Sunday, May 31, 2009

DIY lawn irrigation

Tired of lugging around 50 foot sections of garden hose every day to water the lawn, I set out to automate the system. I was told that water sprinklers were preferable to drip irrigation or soaker hoses. I went to Home Depot, Lowe's, Fred Meyer and Walmart to compare products and prices. When I put it all together later that same night, I ended up with an impressive system that makes watering the lawn a snap. And I found out that plumbing my lawn's irrigation is as much fun as aquarium plumbing; it is really satisfying when it all comes together well. My system basically consists of two separate runs of impact sprinklers. The lower run has three impact sprinklers and the upper run also has three impact sprinklers with a soaker hose added at the end. Each sprinkler is separated by 50 feet of garden hose.

The picture here shows what this looks like. The large rectangles are two voluminous water tanks that lead to pumps. One of the pumps has an expansion tank, while the other does not. These lead to a system of valves that may be opened or closed (indicated by "equal" signs) and water emitting devices (small circles). The water tank without an expansion tank is connected to the roof gutter via piping.

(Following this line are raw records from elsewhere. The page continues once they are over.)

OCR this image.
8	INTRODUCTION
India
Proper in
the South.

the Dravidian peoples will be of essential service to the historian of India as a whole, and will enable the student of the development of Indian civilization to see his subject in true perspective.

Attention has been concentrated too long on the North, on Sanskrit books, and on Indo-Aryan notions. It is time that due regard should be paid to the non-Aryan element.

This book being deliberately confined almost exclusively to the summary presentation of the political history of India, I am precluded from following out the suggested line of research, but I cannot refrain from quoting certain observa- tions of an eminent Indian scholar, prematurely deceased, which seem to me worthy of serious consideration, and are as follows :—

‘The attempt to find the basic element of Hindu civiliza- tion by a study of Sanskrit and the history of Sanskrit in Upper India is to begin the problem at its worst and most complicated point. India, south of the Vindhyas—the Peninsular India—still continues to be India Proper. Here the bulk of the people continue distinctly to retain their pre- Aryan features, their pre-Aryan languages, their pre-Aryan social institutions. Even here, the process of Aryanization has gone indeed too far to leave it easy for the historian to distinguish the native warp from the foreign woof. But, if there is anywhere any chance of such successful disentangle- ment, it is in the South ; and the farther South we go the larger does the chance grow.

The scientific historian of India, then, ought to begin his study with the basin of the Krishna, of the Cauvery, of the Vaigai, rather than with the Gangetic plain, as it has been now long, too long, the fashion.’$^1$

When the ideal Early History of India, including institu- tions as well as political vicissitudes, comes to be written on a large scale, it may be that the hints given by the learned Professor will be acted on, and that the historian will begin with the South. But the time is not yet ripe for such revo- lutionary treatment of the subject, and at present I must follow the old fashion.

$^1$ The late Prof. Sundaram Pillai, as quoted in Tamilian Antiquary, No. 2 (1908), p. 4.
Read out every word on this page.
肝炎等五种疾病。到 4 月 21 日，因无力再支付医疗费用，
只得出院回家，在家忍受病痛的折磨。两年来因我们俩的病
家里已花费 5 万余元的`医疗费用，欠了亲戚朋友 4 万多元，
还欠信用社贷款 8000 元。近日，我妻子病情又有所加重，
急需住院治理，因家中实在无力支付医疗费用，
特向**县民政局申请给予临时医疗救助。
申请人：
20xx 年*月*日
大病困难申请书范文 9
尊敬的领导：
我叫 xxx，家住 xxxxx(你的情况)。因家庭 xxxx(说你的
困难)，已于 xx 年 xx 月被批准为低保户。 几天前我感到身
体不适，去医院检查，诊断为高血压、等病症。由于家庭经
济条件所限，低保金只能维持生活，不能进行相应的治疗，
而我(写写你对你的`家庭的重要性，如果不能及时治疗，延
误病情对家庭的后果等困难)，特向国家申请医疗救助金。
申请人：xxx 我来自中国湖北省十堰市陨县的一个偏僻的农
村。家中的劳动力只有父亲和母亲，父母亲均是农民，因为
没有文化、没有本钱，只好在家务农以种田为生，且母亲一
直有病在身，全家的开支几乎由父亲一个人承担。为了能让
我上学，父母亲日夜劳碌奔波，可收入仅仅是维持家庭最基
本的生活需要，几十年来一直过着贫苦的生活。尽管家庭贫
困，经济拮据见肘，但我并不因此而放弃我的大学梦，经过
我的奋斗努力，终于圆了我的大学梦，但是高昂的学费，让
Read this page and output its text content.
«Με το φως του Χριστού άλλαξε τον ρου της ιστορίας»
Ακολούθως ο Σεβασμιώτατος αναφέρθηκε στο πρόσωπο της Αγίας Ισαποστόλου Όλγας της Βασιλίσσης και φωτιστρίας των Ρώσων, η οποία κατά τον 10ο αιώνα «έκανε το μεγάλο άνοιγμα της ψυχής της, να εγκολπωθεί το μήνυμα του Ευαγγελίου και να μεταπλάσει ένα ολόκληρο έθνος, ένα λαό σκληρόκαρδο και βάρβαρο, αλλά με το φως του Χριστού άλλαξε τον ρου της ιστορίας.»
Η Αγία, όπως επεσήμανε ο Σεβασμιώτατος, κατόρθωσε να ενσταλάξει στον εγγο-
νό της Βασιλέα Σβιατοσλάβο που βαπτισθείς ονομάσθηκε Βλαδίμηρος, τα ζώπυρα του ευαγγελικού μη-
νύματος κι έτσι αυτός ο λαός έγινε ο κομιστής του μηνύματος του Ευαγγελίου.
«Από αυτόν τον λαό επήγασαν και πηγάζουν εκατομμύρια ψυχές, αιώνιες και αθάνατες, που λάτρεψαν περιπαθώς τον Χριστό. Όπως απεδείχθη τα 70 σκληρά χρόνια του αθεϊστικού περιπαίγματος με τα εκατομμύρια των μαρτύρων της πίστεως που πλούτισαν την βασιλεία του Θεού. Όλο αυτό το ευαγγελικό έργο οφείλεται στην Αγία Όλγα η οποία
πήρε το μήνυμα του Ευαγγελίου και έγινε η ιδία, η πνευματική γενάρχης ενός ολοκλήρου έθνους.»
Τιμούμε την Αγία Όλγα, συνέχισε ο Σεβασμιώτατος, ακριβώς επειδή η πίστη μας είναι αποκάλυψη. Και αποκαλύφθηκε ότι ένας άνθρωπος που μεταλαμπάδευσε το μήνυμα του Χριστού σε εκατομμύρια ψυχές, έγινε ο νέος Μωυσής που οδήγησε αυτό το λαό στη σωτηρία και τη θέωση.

One of the more unique parts of the system is how the pump is operated. The pump sits above the underground rainwater storage tank, but in order to draw water up (since it is not submerged in the tank) it must first be primed with the addition of water to the pipe leading to it so that it can maintain a suction. I attached a garden hose to an outdoor water spigot on my house and put the other end on the garden tank pump. (You can see in the diagram that a system of valves links the two pumps together.) Water is forced into the garden tank pump when the nozzle is turned on. Once the garden tank pump and piping is filled, it is turned on and the outdoor water spigot is turned off. At this point the garden tank pump is fully operational. Due to the length of the irrigation lines only one run of sprinklers is operated at a time to maintain sufficient pressure in the system. It all works very smoothly and only the opening and closing of valves in the system is needed to start and stop the whole system from beginning to end. I can buy an automatic timer to run the system when I am on vacation, some of the fancier models of these use a moisture sensor to prevent over watering.